NEW YORK — Mary Vaughan stands outside of the Brooklyn school where she first served as a poll worker.
"This was my first assignment,” Vaughan said. “The reason why I kind of started doing it was, I saw an advertisement that they were short on poll workers and I was like, ‘This is a big election, this matters so much.’”
She first served as a poll worker during the 2018 midterm election. The turnout was massive. The scanners at the poll site went down.
"Our emergency ballot box got so full that we then had to like pull the physical bag out and people were just like stuffing their ballots into like a bag,” Vaughan said.
During this year's primary, Vaughan said there were other challenges.
"At my site, more than half of the poll workers who were supposed to show up that day didn't show up."
She told NY1 it is not exactly an experience that boosts her confidence in the city's election administration.
"There's so many failures along the way,” Vaughan said. “If I were on the voting end and saw what had happened at, say, the poll site that I was at, in central Brooklyn in June, I would have seriously wondered if my vote was going to be counted.”
For years, some poll workers, advocates and elected officials have slammed the New York City Board of Elections (BOE), claiming patronage and nepotism have lead to serious dysfunction at the board.
Board officials say its issues do not come from its hiring practices.
"The overwhelming number of instances — when it happens, when there’s a mistake — it happens at poll sites on Election Day,” New York City Board of Elections Executive Director Mike Ryan said. “It’s not as much happening in the general offices or in the borough offices and the work that they do."
Still, now, perhaps more than ever before, critics are calling for change.
"We were stunned to see how in very basic ways — from how leadership are selected, what their qualifications have to be, to how staff are hired and how the agency operates — New York City is possibly the worst in the nation and certainly an extreme outlier in just some basic ways a public agency should function,” said Chisun Lee of the the Brennan Center for Justice.
Last month, the Brennan Center released a report detailing some of the board's systemic issues. And, like many other groups, it says the time to change the system is now.
"Everything we recommend in our report — from creating a more publicly accountable commissioner appointment process, to better training and improving public hiring, to beefing up accountability at the top of the agency when things go wrong — all of these things can be mandated by the state legislature right now without a constitutional amendment,” Lee said.
Generally, stakeholders and advocates say there are two separate options to change the BOE.
One involves changing its bipartisan structure, perhaps making it nonpartisan.

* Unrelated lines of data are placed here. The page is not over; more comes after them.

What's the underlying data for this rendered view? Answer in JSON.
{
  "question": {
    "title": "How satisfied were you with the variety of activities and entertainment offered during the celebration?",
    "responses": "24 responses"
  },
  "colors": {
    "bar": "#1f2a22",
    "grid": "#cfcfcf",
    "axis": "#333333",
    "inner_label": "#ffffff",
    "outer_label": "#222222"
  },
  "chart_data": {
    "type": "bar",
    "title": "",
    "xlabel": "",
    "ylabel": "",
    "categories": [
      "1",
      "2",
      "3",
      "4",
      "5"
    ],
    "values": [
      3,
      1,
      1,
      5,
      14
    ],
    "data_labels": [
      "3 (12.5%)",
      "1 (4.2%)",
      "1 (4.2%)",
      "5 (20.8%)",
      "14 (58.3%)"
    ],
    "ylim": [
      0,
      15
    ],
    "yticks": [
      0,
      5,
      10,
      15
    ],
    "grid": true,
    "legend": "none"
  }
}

That would mean changing the state constitution, which is a difficult task. It requires the state legislature to pass legislation not once, but twice, in two consecutive legislative sessions. And then it goes to the voters.
Currently, the other option is gaining some attention: legislation in Albany to professionalize the institution.
"Three weeks before any election in New York City, I stop and say, 'Gee, I wonder what's going to go wrong this time?' and I have never been disappointed,” said Democratic State Sen. Liz Krueger of Manhattan. “That's a problem."
Krueger has pushed for a bill to change how the board's leadership is selected.
"It would require qualifications for the senior staff at the board, and decisions about who the senior staff are would be made by a combination of review by the mayor, the comptroller, the City Council speaker,” Krueger said.
"We would like to take away some of the historical patronage, electoral two-party control of the process, and make it to some degree a less political assignment,” she added.
It's unclear whether her proposal will have enough support to actually move forward, considering it would potentially weaken the influence of the county political organizations these lawmakers rely on.
"There are certainly some people out there who think that I, as a legislator, shouldn't be messing with a system that was designed outside of the context of the legislative process,” Krueger said. “I disagree with them."
The board's leadership has not backed any changes, simply saying it would comply with whatever the state legislature decides to do.
"If they come up with a new mandate, we'll follow the new mandate,” Ryan said.
But, for those on the ground on Election Day, making sure workers are qualified could make a big difference.
"I think there is a little bit of a, we-don't-want-to-accept-the-help-we're-being-offered-we've-got-this maybe attitude and not a lot of oversight and not a lot of transparency about how people get into the roles they get into and whether they're qualified,” Vaughan said. “That really comes down and affects the poll workers, and makes a lot of people have bad experiences and don't want to come back and do it."